Greatest hits album by Reba McEntire
- Released: April 20, 1987
- Recorded: 1984–1987
- Genre: Country
- Length: 32:57
- Label: MCA
- Producer: Various

Reba McEntire chronology
| What Am I Gonna Do About You (1986) | Reba McEntire's Greatest Hits (1987) | The Last One to Know (1987) |

Alternative cover
- 1992 Reissue Cover

= Reba McEntire's Greatest Hits =

Reba McEntire's Greatest Hits is Reba McEntire's first compilation for MCA Records. It covers her hit singles from 1984, 1985 and 1986. No new material was recorded for the album.
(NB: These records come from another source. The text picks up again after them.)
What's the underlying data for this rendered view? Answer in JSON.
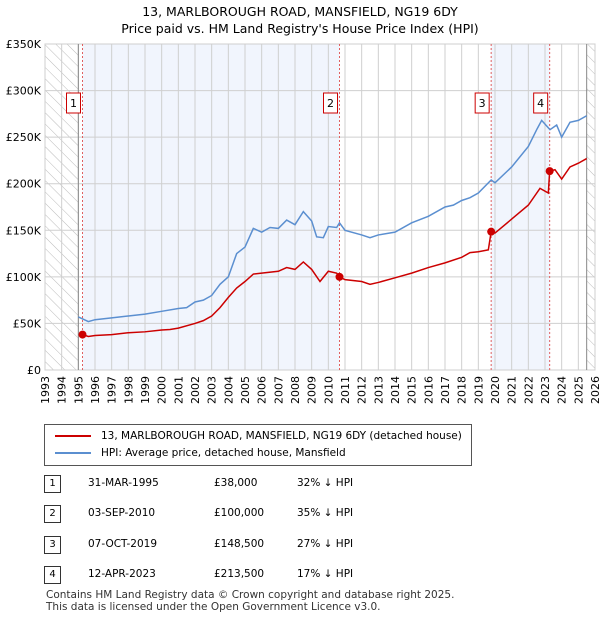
{
  "chart_data": {
    "type": "line",
    "title": "13, MARLBOROUGH ROAD, MANSFIELD, NG19 6DY",
    "subtitle": "Price paid vs. HM Land Registry's House Price Index (HPI)",
    "xlim": [
      1993,
      2026
    ],
    "ylim": [
      0,
      350000
    ],
    "x_ticks": [
      "1993",
      "1994",
      "1995",
      "1996",
      "1997",
      "1998",
      "1999",
      "2000",
      "2001",
      "2002",
      "2003",
      "2004",
      "2005",
      "2006",
      "2007",
      "2008",
      "2009",
      "2010",
      "2011",
      "2012",
      "2013",
      "2014",
      "2015",
      "2016",
      "2017",
      "2018",
      "2019",
      "2020",
      "2021",
      "2022",
      "2023",
      "2024",
      "2025",
      "2026"
    ],
    "y_ticks": [
      {
        "v": 0,
        "label": "£0"
      },
      {
        "v": 50000,
        "label": "£50K"
      },
      {
        "v": 100000,
        "label": "£100K"
      },
      {
        "v": 150000,
        "label": "£150K"
      },
      {
        "v": 200000,
        "label": "£200K"
      },
      {
        "v": 250000,
        "label": "£250K"
      },
      {
        "v": 300000,
        "label": "£300K"
      },
      {
        "v": 350000,
        "label": "£350K"
      }
    ],
    "grid": true,
    "series": [
      {
        "name": "13, MARLBOROUGH ROAD, MANSFIELD, NG19 6DY (detached house)",
        "color": "#cc0000",
        "x": [
          1995.25,
          1995.6,
          1996,
          1997,
          1998,
          1999,
          2000,
          2000.5,
          2001,
          2002,
          2002.5,
          2003,
          2003.5,
          2004,
          2004.5,
          2005,
          2005.5,
          2006,
          2007,
          2007.5,
          2008,
          2008.5,
          2009,
          2009.5,
          2010,
          2010.5,
          2010.67,
          2011,
          2012,
          2012.5,
          2013,
          2014,
          2015,
          2016,
          2017,
          2018,
          2018.5,
          2019,
          2019.6,
          2019.77,
          2020,
          2021,
          2022,
          2022.7,
          2023.2,
          2023.28,
          2023.6,
          2024,
          2024.5,
          2025,
          2025.5
        ],
        "y": [
          38000,
          36000,
          37000,
          38000,
          40000,
          41000,
          43000,
          43500,
          45000,
          50000,
          53000,
          58000,
          67000,
          78000,
          88000,
          95000,
          103000,
          104000,
          106000,
          110000,
          108000,
          116000,
          108000,
          95000,
          106000,
          104000,
          100000,
          97000,
          95000,
          92000,
          94000,
          99000,
          104000,
          110000,
          115000,
          121000,
          126000,
          127000,
          129000,
          148500,
          147000,
          162000,
          177000,
          195000,
          190000,
          213500,
          215000,
          205000,
          218000,
          222000,
          227000
        ]
      },
      {
        "name": "HPI: Average price, detached house, Mansfield",
        "color": "#5b8fd0",
        "x": [
          1995,
          1995.6,
          1996,
          1997,
          1998,
          1999,
          2000,
          2001,
          2001.5,
          2002,
          2002.5,
          2003,
          2003.5,
          2004,
          2004.5,
          2005,
          2005.5,
          2006,
          2006.5,
          2007,
          2007.5,
          2008,
          2008.5,
          2009,
          2009.3,
          2009.7,
          2010,
          2010.5,
          2010.67,
          2011,
          2012,
          2012.5,
          2013,
          2014,
          2015,
          2016,
          2017,
          2017.5,
          2018,
          2018.5,
          2019,
          2019.77,
          2020,
          2021,
          2022,
          2022.5,
          2022.8,
          2023.3,
          2023.7,
          2024,
          2024.5,
          2025,
          2025.5
        ],
        "y": [
          57000,
          52000,
          54000,
          56000,
          58000,
          60000,
          63000,
          66000,
          67000,
          73000,
          75000,
          80000,
          92000,
          100000,
          125000,
          132000,
          152000,
          148000,
          153000,
          152000,
          161000,
          156000,
          170000,
          160000,
          143000,
          142000,
          154000,
          153000,
          158000,
          150000,
          145000,
          142000,
          145000,
          148000,
          158000,
          165000,
          175000,
          177000,
          182000,
          185000,
          190000,
          204000,
          201000,
          218000,
          240000,
          258000,
          268000,
          258000,
          263000,
          250000,
          266000,
          268000,
          273000
        ]
      }
    ],
    "sales": [
      {
        "n": "1",
        "x": 1995.25,
        "date": "31-MAR-1995",
        "price": "£38,000",
        "hpi": "32% ↓ HPI",
        "y": 38000
      },
      {
        "n": "2",
        "x": 2010.67,
        "date": "03-SEP-2010",
        "price": "£100,000",
        "hpi": "35% ↓ HPI",
        "y": 100000
      },
      {
        "n": "3",
        "x": 2019.77,
        "date": "07-OCT-2019",
        "price": "£148,500",
        "hpi": "27% ↓ HPI",
        "y": 148500
      },
      {
        "n": "4",
        "x": 2023.28,
        "date": "12-APR-2023",
        "price": "£213,500",
        "hpi": "17% ↓ HPI",
        "y": 213500
      }
    ],
    "hatch_before": 1995.0,
    "hatch_after": 2025.5,
    "legend_placement": "below"
  },
  "footer": [
    "Contains HM Land Registry data © Crown copyright and database right 2025.",
    "This data is licensed under the Open Government Licence v3.0."
  ]
}
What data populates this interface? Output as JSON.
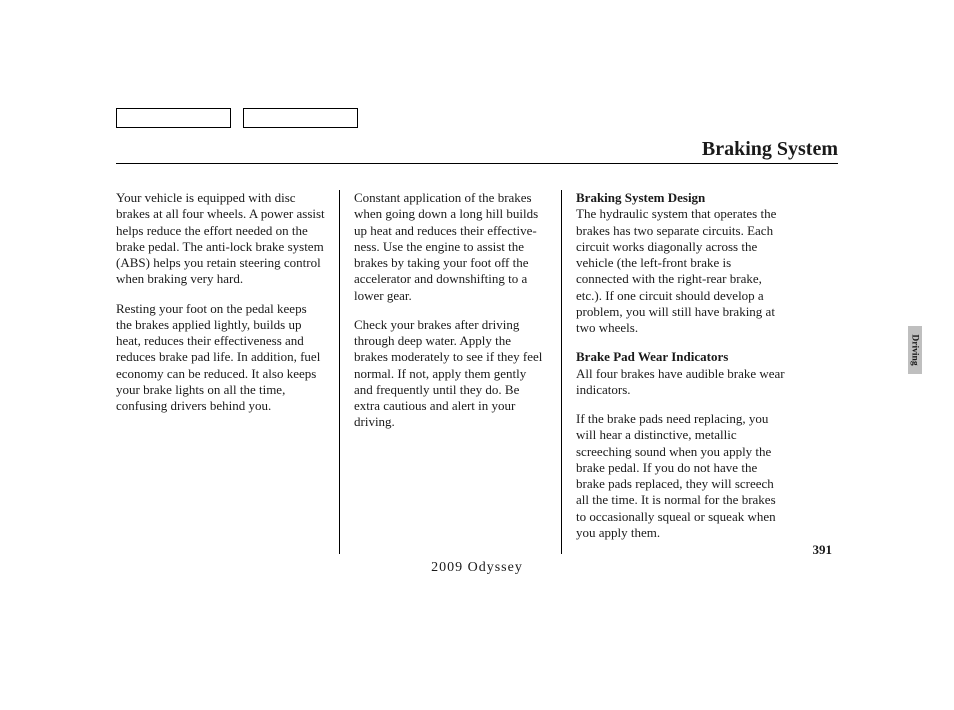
{
  "title": "Braking System",
  "footer": "2009  Odyssey",
  "page_number": "391",
  "side_tab": "Driving",
  "col1": {
    "p1": "Your vehicle is equipped with disc brakes at all four wheels. A power assist helps reduce the effort needed on the brake pedal. The anti-lock brake system (ABS) helps you retain steering control when braking very hard.",
    "p2": "Resting your foot on the pedal keeps the brakes applied lightly, builds up heat, reduces their effectiveness and reduces brake pad life. In addition, fuel economy can be reduced. It also keeps your brake lights on all the time, confusing drivers behind you."
  },
  "col2": {
    "p1": "Constant application of the brakes when going down a long hill builds up heat and reduces their effective-ness. Use the engine to assist the brakes by taking your foot off the accelerator and downshifting to a lower gear.",
    "p2": "Check your brakes after driving through deep water. Apply the brakes moderately to see if they feel normal. If not, apply them gently and frequently until they do. Be extra cautious and alert in your driving."
  },
  "col3": {
    "h1": "Braking System Design",
    "p1": "The hydraulic system that operates the brakes has two separate circuits. Each circuit works diagonally across the vehicle (the left-front brake is connected with the right-rear brake, etc.). If one circuit should develop a problem, you will still have braking at two wheels.",
    "h2": "Brake Pad Wear Indicators",
    "p2": "All four brakes have audible brake wear indicators.",
    "p3": "If the brake pads need replacing, you will hear a distinctive, metallic screeching sound when you apply the brake pedal. If you do not have the brake pads replaced, they will screech all the time. It is normal for the brakes to occasionally squeal or squeak when you apply them."
  },
  "colors": {
    "text": "#1a1a1a",
    "tab_bg": "#bfbfbf",
    "border": "#000000",
    "background": "#ffffff"
  },
  "typography": {
    "body_fontsize": 13,
    "title_fontsize": 20,
    "font_family": "Georgia, Times New Roman, serif"
  }
}
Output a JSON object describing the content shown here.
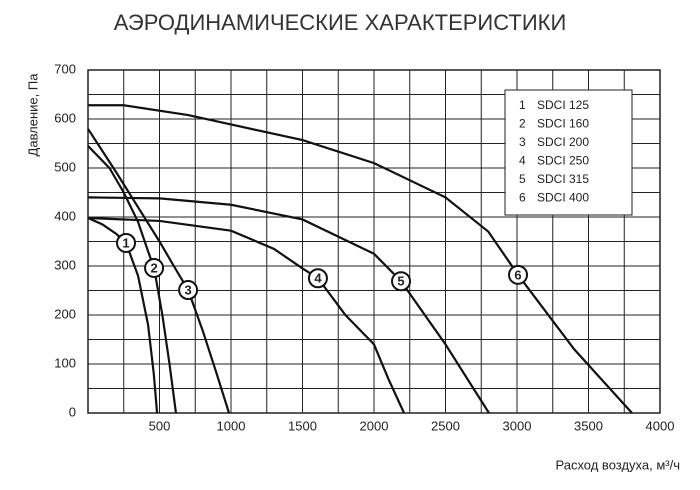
{
  "chart_data": {
    "type": "line",
    "title": "АЭРОДИНАМИЧЕСКИЕ ХАРАКТЕРИСТИКИ",
    "y_label": "Давление, Па",
    "x_label": "Расход воздуха, м³/ч",
    "xlim": [
      0,
      4000
    ],
    "xticks": [
      500,
      1000,
      1500,
      2000,
      2500,
      3000,
      3500,
      4000
    ],
    "ylim": [
      0,
      700
    ],
    "yticks": [
      0,
      100,
      200,
      300,
      400,
      500,
      600,
      700
    ],
    "grid": true,
    "legend": "upper-right",
    "series": [
      {
        "label": "1",
        "name": "SDCI 125",
        "color": "#111111",
        "x": [
          0,
          100,
          200,
          266,
          350,
          420,
          460,
          483
        ],
        "values": [
          398,
          385,
          365,
          347,
          280,
          180,
          80,
          0
        ]
      },
      {
        "label": "2",
        "name": "SDCI 160",
        "color": "#111111",
        "x": [
          0,
          150,
          250,
          350,
          420,
          462,
          520,
          570,
          615
        ],
        "values": [
          545,
          500,
          450,
          390,
          330,
          296,
          200,
          100,
          0
        ]
      },
      {
        "label": "3",
        "name": "SDCI 200",
        "color": "#111111",
        "x": [
          0,
          200,
          350,
          500,
          600,
          700,
          800,
          900,
          986
        ],
        "values": [
          580,
          490,
          420,
          350,
          300,
          251,
          170,
          80,
          0
        ]
      },
      {
        "label": "4",
        "name": "SDCI 250",
        "color": "#111111",
        "x": [
          0,
          500,
          1000,
          1300,
          1500,
          1608,
          1800,
          2000,
          2100,
          2210
        ],
        "values": [
          398,
          392,
          372,
          335,
          295,
          275,
          200,
          140,
          70,
          0
        ]
      },
      {
        "label": "5",
        "name": "SDCI 315",
        "color": "#111111",
        "x": [
          0,
          500,
          1000,
          1500,
          2000,
          2189,
          2500,
          2804
        ],
        "values": [
          440,
          438,
          425,
          395,
          325,
          269,
          140,
          0
        ]
      },
      {
        "label": "6",
        "name": "SDCI 400",
        "color": "#111111",
        "x": [
          0,
          250,
          700,
          1500,
          2000,
          2500,
          2800,
          3007,
          3400,
          3804
        ],
        "values": [
          628,
          628,
          608,
          557,
          510,
          440,
          370,
          282,
          130,
          0
        ]
      }
    ]
  }
}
Greatest Hits peaked at No. 2 on the country album chart and at No. 134 on the Billboard 200. It has sold well over time and is currently certified three-times platinum by the RIAA.

Professional ratings
Review scores
| Source | Rating |
| Allmusic |  |

==Track listing==

| No. | Title | Writer(s) | Length |
|---|---|---|---|
| 1. | "Just a Little Love" | Stephen Allen Davis, Dennis Morgan | 4:06 |
| 2. | "He Broke Your Memory Last Night" | Bucky Jones, Dickey Lee | 2:46 |
| 3. | "How Blue" | John Moffat | 2:41 |
| 4. | "Somebody Should Leave" | Harlan Howard, Chick Rains | 3:33 |
| 5. | "Have I Got a Deal for You" | Michael P. Heeney, Jackson Leap | 2:47 |
| 6. | "Only in My Mind" | Reba McEntire | 3:41 |
| 7. | "Whoever's in New England" | Kendal Franceschi, Quentin Powers | 3:23 |
| 8. | "Little Rock" | Bob DiPiero, Gerry House, Pat McManus | 3:07 |
| 9. | "What Am I Gonna Do About You" | Jim Allison, Doug Gilmore, Bob Simon | 3:28 |
| 10. | "One Promise Too Late" | Dave Loggins, Don Schlitz, Lisa Silver | 3:25 |

==Charts==

===Weekly charts===

| Chart (1987) | Peak position |
|---|---|
| US Billboard 200 | 139 |
| US Top Country Albums (Billboard) | 2 |

===Year-end charts===

| Chart (1987) | Position |
|---|---|
| US Top Country Albums (Billboard) | 20 |
| Chart (1988) | Position |
| US Top Country Albums (Billboard) | 12 |
| Chart (1989) | Position |
| US Top Country Albums (Billboard) | 50 |

==Certifications and sales==

| Region | Certification | Certified units/sales |
| Canada (Music Canada) | Platinum | 100,000^{^} |
| United States (RIAA) | 3× Platinum | 3,000,000^{^} |
^{^} Shipments figures based on certification alone.